Ao Pedro, que ocupou o meu lugar em Sydney e que me/nos incentivou sempre a fazer as coisas mais estúpidas desta viagem. Nomeadamente alugar um Suzuki cor-de-rosa, entre outras demasiado ridículas e vergonhosas para eu as registar aqui. Sempre com toda a sua calma e a sua postura de quem se acha um Deus na Terra, foi sempre o mais relaxado e a cabeça fria do grupo. Também é de referir que acartou sempre com a minha mala que por esta altura já ultrapassa os limites de peso de qualquer companhia aérea e se prontificou sempre a fazer os pedidos mais chatos e a falar com estranhos. Fez os comentários mais indecentes mas também os mais engraçados. E ele já disse, eu não quis admitir, mas confesso aqui, que esta viagem não tinha sido a mesma sem ele.

Finalmente ao Leonardo, que é tão perdido e aluado que é capaz de estar a ler este texto e achar que está a ler um jornal porque se esqueceu em que website entrou. O Pedro diz que se o Leonardo tentasse ficar ainda mais calmo o coração dele parava. É o Leo, alcunha que agora lhe damos, que vem comigo para a Nova Zelândia, e também é capaz de ser da nossa família o que eu menos conhecia. Do que fiquei conhecer é uma pessoa impecável e super prestável ainda que super distraída. Do que não fiquei a conhecer, acho que 5 meses serão suficientes para descobrir. 


Quem me conhece sabe que a Nova Zelândia não era a minha opção número um. Veio logo a seguir à Austrália porque continuava a ser do outro lado do mundo, era segura e publicitada como muito bonita e simultaneamente radical. Ironicamente vou ter a oportunidade de espreitar Sydney, a cidade do meu 'Erasmus' de sonho antes de chegar a Dunedin, a cidade do que vai ser com certeza o melhor 'Erasmus' que eu poderia pedir.

Não deixa de ser agridoce.
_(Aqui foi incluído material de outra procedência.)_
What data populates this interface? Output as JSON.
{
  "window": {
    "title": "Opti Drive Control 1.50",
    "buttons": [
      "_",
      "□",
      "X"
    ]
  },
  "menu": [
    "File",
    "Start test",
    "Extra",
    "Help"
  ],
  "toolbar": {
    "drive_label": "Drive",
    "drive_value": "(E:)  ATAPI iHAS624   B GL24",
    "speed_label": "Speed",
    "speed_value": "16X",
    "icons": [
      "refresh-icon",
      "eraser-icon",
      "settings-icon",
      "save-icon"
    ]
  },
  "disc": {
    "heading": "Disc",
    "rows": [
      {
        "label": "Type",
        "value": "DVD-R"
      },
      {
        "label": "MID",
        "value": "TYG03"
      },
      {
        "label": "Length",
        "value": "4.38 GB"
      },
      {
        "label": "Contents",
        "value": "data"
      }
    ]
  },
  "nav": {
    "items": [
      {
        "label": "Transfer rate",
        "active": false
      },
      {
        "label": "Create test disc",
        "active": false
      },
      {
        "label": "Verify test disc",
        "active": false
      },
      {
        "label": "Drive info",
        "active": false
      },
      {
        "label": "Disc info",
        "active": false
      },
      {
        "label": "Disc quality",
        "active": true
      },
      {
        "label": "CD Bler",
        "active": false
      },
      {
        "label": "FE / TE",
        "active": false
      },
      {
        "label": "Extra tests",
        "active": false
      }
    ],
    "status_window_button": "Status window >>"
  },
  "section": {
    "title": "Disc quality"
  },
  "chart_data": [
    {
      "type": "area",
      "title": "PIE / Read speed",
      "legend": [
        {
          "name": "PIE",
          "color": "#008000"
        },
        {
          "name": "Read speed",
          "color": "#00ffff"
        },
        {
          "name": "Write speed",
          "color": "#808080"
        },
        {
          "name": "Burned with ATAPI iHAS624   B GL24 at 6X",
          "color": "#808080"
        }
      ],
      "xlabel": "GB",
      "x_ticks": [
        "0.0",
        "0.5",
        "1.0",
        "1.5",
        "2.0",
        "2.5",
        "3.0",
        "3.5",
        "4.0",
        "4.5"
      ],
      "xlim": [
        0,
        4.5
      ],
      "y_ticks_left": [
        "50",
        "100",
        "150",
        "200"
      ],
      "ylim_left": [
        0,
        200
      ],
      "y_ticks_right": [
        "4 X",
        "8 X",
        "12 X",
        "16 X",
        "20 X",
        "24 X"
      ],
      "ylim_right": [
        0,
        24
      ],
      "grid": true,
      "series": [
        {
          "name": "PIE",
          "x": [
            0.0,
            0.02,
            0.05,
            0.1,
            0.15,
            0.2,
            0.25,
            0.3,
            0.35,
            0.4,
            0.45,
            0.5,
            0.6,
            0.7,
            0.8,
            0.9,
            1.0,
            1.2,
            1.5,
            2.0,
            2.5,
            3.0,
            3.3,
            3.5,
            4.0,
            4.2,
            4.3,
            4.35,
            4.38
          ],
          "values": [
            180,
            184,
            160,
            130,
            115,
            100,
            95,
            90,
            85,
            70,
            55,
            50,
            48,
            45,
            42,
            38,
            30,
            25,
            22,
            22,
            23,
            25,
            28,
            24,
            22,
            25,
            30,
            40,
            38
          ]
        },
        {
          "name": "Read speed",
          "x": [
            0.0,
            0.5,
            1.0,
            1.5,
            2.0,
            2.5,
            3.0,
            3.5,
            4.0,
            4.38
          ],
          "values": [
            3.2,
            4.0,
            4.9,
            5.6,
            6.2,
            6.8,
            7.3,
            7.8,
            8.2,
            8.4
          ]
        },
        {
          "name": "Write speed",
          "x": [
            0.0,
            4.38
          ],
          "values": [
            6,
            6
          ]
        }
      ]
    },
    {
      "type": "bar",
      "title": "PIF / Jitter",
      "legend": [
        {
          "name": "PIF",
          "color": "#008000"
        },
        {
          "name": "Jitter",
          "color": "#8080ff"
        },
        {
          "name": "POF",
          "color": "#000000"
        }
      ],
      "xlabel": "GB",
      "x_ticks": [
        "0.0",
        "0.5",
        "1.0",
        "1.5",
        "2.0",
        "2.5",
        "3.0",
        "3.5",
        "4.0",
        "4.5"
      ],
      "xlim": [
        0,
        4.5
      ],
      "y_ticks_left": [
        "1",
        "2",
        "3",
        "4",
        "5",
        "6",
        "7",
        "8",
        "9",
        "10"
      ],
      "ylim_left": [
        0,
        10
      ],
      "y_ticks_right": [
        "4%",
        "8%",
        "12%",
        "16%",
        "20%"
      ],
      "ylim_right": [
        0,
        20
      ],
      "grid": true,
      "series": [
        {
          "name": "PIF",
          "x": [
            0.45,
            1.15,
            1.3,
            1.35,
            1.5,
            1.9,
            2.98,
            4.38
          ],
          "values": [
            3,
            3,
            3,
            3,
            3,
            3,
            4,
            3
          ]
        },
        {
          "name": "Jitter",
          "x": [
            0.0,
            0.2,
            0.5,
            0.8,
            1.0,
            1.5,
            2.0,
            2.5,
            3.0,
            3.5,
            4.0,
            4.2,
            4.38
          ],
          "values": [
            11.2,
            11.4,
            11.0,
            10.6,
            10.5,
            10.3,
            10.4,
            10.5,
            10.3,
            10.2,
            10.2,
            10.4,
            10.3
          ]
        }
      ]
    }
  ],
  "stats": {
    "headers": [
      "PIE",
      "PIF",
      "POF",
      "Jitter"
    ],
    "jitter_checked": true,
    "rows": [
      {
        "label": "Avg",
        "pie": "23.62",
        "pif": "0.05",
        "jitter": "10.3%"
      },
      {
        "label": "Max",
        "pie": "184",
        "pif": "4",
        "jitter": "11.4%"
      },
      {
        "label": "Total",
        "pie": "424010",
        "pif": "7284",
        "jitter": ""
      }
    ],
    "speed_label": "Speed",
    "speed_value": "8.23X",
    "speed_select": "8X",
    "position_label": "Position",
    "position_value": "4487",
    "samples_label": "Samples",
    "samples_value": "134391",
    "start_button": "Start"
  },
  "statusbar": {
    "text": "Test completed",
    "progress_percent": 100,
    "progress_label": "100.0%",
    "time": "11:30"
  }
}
O primeiro pensamento que me ocorreu é que a comparação é inimiga da felicidade. (E que mais vale não pensar no que poderia ser ou ter sido.) Mas bolas(!), se é inimiga também é amiga com certeza, porque enquanto eu ando para aqui a ver cangurus, a abraçar coalas, a ver cascatas e a a mergulhar numa das 7 maravilhas naturais do mundo, os meus amigos e a minha família dormem (por causa do fuso horário), ou preparam mais um dia normal de faculdade, escola ou trabalho... Quem sou eu para me queixar ou sentir triste.

É essa a postura que pretendo assumir a partir deste momento. 

A caminho desta nova casa, a cabeça vai a mil. Tenho tudo tratado mas parece que falta tanto por tratar. Inseguranças mil, e penso que agora me sinto mais nervosa do que triste. 
É uma estupidez irracional. 

Sei que tudo vai correr bem e que Dunedin me espera de braços abertos. Está na altura de relaxar e dormitar um pouco até Sydney para descontrair um pouco. 

Quando der notícias já estarei na terra dos Kiwis. 

Até lá!

J
19 Fev 2016

P.S. Ainda tenho muito que contar sobre Byron Bay, Cairns e claro, a Grande Barreira de Coral mas ainda não consegui organizar as fotografias para pôr aqui. Vou tentar fazê-lo durante a Orientation Week mas sem promessas.